The figure shows the comparison of two reinforcement learning algorithms in terms of sampling efficiency. Our method is denoted by \(\text {RL}_2\). After learning for 20 iterations, we already obtain a reasonable estimate of \(u^{\star } \left( y_{\text {des}}\right) \). However, we perform ten more iterations for each trajectory to improve accuracy further

Modularity: Compared to black-box approaches, our framework is much more modular. While this enables separate tuning of the different components in a principle manner, it also requires engineering skills and insights into the robotic platform (such as tuning the Kalman filter for the ILC or the estimation of the ball’s state, defining the interception point \(^{\textrm{I}}p_{\text {int}}\), tuning the architecture of the CNN). An important advantage, compared to a more black-box end-to-end learning approach is, however, that the individual components can be debugged separately.

Stability of the closed-loop: We note that our learning framework only optimizes over feedforward inputs. This departs from the Hamilton–Jacobi–Bellman perspective, which is prevalent in reinforcement learning. While feedforward cannot attenuate noise and disturbances, there is also very little risk that the system is destabilized during training. These observations even apply when running the interception control loop described in Sect. 3.4. Although we continuously re-plan feedforward commands, the reference trajectories do not depend on the current state of the robot.

5 Conclusion

In summary, we propose a new reinforcement learning framework for complex dynamic tasks in robotics. The framework transforms reinforcement learning into a supervised learning task. Important advantages include data efficiency, modularity and the fact that prior knowledge can be included to speed up learning.

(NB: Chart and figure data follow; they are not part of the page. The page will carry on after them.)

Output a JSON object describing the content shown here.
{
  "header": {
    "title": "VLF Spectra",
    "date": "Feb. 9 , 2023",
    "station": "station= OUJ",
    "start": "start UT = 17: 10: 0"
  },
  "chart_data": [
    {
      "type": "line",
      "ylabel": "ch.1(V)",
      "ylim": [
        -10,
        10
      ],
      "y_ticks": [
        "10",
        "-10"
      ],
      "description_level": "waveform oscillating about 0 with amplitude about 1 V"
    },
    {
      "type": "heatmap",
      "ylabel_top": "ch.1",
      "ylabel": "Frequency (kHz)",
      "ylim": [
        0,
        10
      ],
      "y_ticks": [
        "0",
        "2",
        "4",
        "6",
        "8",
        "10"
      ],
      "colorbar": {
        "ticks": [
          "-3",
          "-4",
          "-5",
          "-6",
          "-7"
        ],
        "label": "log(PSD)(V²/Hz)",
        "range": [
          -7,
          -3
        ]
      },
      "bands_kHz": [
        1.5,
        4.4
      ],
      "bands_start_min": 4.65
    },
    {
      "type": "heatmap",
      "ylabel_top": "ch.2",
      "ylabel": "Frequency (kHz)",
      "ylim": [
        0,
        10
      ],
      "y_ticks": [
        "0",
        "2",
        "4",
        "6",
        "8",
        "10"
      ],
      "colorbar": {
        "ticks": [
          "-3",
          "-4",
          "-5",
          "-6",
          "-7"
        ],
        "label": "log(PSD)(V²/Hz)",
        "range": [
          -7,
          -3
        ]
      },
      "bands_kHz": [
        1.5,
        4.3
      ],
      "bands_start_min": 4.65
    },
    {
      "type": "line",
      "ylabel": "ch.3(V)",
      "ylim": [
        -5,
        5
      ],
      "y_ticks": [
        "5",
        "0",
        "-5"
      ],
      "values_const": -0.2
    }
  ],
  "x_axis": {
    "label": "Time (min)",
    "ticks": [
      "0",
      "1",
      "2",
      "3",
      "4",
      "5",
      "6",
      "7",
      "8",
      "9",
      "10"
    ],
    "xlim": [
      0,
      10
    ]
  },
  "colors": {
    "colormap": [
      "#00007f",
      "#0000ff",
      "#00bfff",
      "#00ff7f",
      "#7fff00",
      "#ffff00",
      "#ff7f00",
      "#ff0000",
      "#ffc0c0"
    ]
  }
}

We apply our framework to perform a trajectory tracking task with a robot arm driven by pneumatic artificial muscles. We use our framework to intercept and return ping-pong balls that are played to the robot arm and achieve an interception rate of \(100\%\) on more than 107 consecutive tries.

While this article is focused on an offline method to train the policy network, we believe that a fruitful and interesting avenue for future work would be to design online learning methods. Moreover, the results from this article form the basis for developing interception policies that return incoming balls to any predefined target on the table. This could then also enable two robots to play table tennis with each other.